Same Address, Different Doors: Post-Heritage Deconstruction of the Heritage Household in Upstairs Downstairs in the 1970s and 2010s
journal contributionposted on 04.09.2020 by William Abbiss
Any type of content formally published in an academic journal, usually following a peer-review process.
This article offers a ‘post-heritage’ reading of both iterations of Upstairs Downstairs: the London Weekend Television (LWT) series (1971–5) and its short-lived BBC revival (2010–12). Identifying elements of subversion and subjectivity allows scholarship on the LWT series to be reassessed, recognising occasions where it challenges rather than supports the social structures of the depicted Edwardian past.

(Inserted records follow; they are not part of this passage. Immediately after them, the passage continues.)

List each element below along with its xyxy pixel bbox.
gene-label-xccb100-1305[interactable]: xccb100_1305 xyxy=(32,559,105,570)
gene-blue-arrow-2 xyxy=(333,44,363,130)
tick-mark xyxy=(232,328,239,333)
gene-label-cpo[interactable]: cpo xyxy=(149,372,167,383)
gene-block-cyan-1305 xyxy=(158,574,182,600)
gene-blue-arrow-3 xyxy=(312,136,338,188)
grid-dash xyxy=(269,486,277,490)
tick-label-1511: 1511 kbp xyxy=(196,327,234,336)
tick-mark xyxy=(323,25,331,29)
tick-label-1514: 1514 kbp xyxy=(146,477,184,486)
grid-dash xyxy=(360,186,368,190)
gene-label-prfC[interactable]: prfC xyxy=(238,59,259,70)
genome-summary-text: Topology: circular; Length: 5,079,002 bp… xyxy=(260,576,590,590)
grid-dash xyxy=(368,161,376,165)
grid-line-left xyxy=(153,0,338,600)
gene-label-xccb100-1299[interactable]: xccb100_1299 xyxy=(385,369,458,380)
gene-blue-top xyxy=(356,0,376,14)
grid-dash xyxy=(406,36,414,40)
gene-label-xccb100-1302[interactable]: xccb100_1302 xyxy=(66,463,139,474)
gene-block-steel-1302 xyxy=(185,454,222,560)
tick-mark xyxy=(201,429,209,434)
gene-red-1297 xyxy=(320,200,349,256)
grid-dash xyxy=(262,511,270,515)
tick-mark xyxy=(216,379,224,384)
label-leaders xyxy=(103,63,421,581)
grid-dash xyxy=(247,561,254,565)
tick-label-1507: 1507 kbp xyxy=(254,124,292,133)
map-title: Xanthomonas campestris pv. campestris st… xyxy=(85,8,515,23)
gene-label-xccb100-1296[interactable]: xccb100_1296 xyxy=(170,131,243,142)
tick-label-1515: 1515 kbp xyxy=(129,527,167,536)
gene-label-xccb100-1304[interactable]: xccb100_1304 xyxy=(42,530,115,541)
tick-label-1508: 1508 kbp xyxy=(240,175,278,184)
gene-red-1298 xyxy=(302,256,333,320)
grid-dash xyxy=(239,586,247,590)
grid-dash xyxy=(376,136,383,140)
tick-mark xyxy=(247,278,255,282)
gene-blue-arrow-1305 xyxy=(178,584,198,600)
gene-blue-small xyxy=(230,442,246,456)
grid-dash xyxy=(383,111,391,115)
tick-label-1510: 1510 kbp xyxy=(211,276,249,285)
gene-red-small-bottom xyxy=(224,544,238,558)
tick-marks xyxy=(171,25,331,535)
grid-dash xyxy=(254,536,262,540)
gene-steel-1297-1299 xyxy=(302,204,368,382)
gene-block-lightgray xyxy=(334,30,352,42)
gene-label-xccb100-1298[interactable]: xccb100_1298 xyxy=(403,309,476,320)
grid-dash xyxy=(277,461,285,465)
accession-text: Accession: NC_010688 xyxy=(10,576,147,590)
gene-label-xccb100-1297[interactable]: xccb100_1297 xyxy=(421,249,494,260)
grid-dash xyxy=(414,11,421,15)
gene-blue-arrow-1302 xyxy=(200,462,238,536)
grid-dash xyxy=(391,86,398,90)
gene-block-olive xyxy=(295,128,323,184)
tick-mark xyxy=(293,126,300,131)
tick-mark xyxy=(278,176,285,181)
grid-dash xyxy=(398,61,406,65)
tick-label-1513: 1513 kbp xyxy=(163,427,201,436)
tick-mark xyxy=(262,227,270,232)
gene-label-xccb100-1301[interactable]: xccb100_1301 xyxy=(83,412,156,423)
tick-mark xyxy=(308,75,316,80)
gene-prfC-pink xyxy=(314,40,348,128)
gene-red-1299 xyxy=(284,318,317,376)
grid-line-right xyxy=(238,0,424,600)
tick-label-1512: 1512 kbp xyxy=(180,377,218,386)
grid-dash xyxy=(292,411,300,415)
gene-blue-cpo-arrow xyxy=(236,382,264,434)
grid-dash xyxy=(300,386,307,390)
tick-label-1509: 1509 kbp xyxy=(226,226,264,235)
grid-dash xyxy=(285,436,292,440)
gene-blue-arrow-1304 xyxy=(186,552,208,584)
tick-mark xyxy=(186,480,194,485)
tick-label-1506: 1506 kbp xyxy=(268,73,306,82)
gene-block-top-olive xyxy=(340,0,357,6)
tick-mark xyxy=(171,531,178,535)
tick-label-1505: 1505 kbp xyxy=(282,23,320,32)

The BBC series also incorporates the post-heritage element of self-consciousness, acknowledging the parallel between its narrative and the production’s attempts to recreate the success of its 1970s predecessor. The article’s first section assesses the critical history of the LWT series, identifying areas that are open to further study or revised readings. The second section analyses the serialised war narrative of the fourth series of LWT’s Upstairs, Downstairs (1974), revealing its exploration of female identity across multiple episodes and challenging the notion that the series became more male and upstairs dominated as it progressed. The third section considers the BBC series’ revised concept, identifying the shifts in its main characters’ positions in society that allow the series’ narrative to question the past it evokes. This will be briefly contrasted with the heritage stability of Downton Abbey (ITV, 2010–15). The final section considers the household of 165 Eaton Place’s function as a studio space, which the BBC series self-consciously adopts in order to evoke the aesthetics of prior period dramas. The article concludes by suggesting that the barriers to recreating the past established in the BBC series’ narrative also contributed to its failure to match the success of its earlier iteration.